Raspberry Pi 5 vs. Raspberry Pi 4: 5 Must-Know Facts

  1. The Pi 5 has a greatly improved processor.
  2. The Pi 5 has a more powerful GPU.
  3. The Pi 5 has better RAM, with 4 GB as the minimum selection.
  4. The Pi 4 can be found cheaper.
  5. The Pi 4 will be easier to get a hold of in the launch period of the Pi 5.

Raspberry Pi 5 vs. Raspberry Pi 4: Which One Is Better? Which One Should You Choose?

So, which of these SBCs should you purchase? The clear answer, and the real winner in this comparison, is the Raspberry Pi 5. There is nothing but clear improvements in every conceivable category, aside from the wireless capabilities. One can hope that a future revision of the Pi 5 at least updates the wireless standards to something a bit quicker.

If you’re in the market for a SBC, the Raspberry Pi 5 is the clear choice. The simple fact that you can continue to use the same peripherals that made the Pi 4 such a flexible platform is just icing on the proverbial cake.

Frequently Asked Questions

Can you use the Pi 5 as a retro emulation console?

Absolutely, the increase in power should make it an extremely capable retro emulation station.

Can you use the same accessories for the Pi 4 on the newest model?

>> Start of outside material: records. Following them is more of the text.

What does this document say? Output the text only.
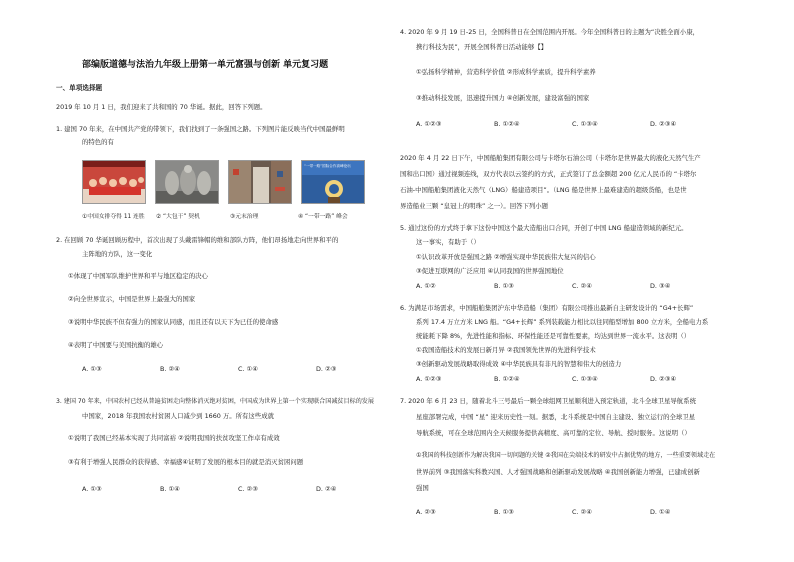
部编版道德与法治九年级上册第一单元富强与创新 单元复习题
一、单项选择题
2019 年 10 月 1 日，我们迎来了共和国的 70 华诞。据此，回答下列题。
1. 建国 70 年来，在中国共产党的带领下，我们找到了一条强国之路。下列图片能反映当代中国最鲜明
的特色的有
“一带一路”国际合作高峰论坛
①中国女排夺得 11 连胜 ② “大包干” 契机	③元末治理	④ “一带一路” 峰会
2. 在回顾 70 华诞回顾历程中，首次出现了头戴雷锋帽的维和部队方阵，他们昂扬地走向世界和平的
主阵地的方队，这一变化
①体现了中国军队维护世界和平与地区稳定的决心
②向全世界宣示，中国是世界上最强大的国家
③说明中华民族不但有强力的国家认同感，而且还有以天下为已任的使命感
④表明了中国要与美国抗衡的雄心
A. ①③	B. ②④	C. ①④	D. ②③
3. 建国 70 年来，中国农村已经从普遍贫困走向整体消灭绝对贫困，中国成为世界上第一个实现联合国减贫目标的发展
中国家，2018 年我国农村贫困人口减少到 1660 万。所有这些成就
①说明了我国已经基本实现了共同富裕 ②说明我国的扶贫攻坚工作卓有成效
③有利于增强人民群众的获得感、幸福感④证明了发展的根本目的就是消灭贫困问题
A. ①③	B. ①④	C. ②③	D. ②④
4. 2020 年 9 月 19 日-25 日，全国科普日在全国范围内开展。今年全国科普日的主题为“决胜全面小康，
携行科技为民”，开展全国科普日活动能够【】
①弘扬科学精神，营造科学价值 ②形成科学素质，提升科学素养
③推动科技发展，迅速提升国力 ④创新发展，建设富强的国家
A. ①②③	B. ①②④	C. ①③④	D. ②③④
2020 年 4 月 22 日下午，中国船舶集团有限公司与卡塔尔石油公司（卡塔尔是世界最大的液化天然气生产
国和出口国）通过视频连线，双方代表以云签约的方式，正式签订了总金额超 200 亿元人民币的 “卡塔尔
石油-中国船舶集团液化天然气（LNG）船建造项目”。（LNG 船是世界上最难建造的超级货船，也是世
界造船业三颗 “皇冠上的明珠” 之一）。回答下列小题
5. 通过这份的方式终于拿下这份中国这个最大造船出口合同，开创了中国 LNG 船建造领域的新纪元。
这一事实，有助于（）
①认识改革开放是强国之路 ②增强实现中华民族伟大复兴的信心
③促进互联网的广泛应用 ④认同我国的世界强国地位
A. ①②	B. ①③	C. ②④	D. ③④
6. 为满足市场需求，中国船舶集团沪东中华造船（集团）有限公司推出最新自主研发设计的 “G4+长辉”
系列 17.4 万立方米 LNG 船。“G4+长辉” 系列装载能力相比以往同船型增加 800 立方米，全船电力系
统能耗下降 8%，先进性能和指标、环保性能还是可靠性要素，均达到世界一流水平。这表明（）
①我国造船技术的发展日新月异 ②我国领先世界的先进科学技术
③创新驱动发展战略取得成效 ④中华民族具有非凡的智慧和伟大的创造力
A. ①②③	B. ①②④	C. ①③④	D. ②③④
7. 2020 年 6 月 23 日，随着北斗三号最后一颗全球组网卫星顺利进入预定轨道，北斗全球卫星导航系统
星座部署完成，中国 “星” 迎来历史性一刻。据悉，北斗系统是中国自主建设、独立运行的全球卫星
导航系统，可在全球范围内全天候服务提供高精度、高可靠的定位、导航、授时服务。这说明（）
①我国的科技创新作为解决我国一切问题的关键 ②我国在尖端技术的研发中占据优势的地方，一些重要领域走在
世界前列 ③我国落实科教兴国、人才强国战略和创新驱动发展战略 ④我国创新能力增强，已建成创新
强国
A. ②③	B. ①③	C. ②④	D. ①④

Yes, all peripherals utilizing the 40-pin connector are universally backward compatible.

Does the Pi 5 have a power button?

It does feature one, which is a new addition to the entire product line.

Does the Pi 5 come with a case?

No, you’ll need to purchase a case to protect the board if you’re looking to use it as a desktop replacement.

What can you use the Raspberry Pi 5 for?

You can use it for a whole slew of different applications. Some users build theirs as custom laptops, tablets, or even arcade machines.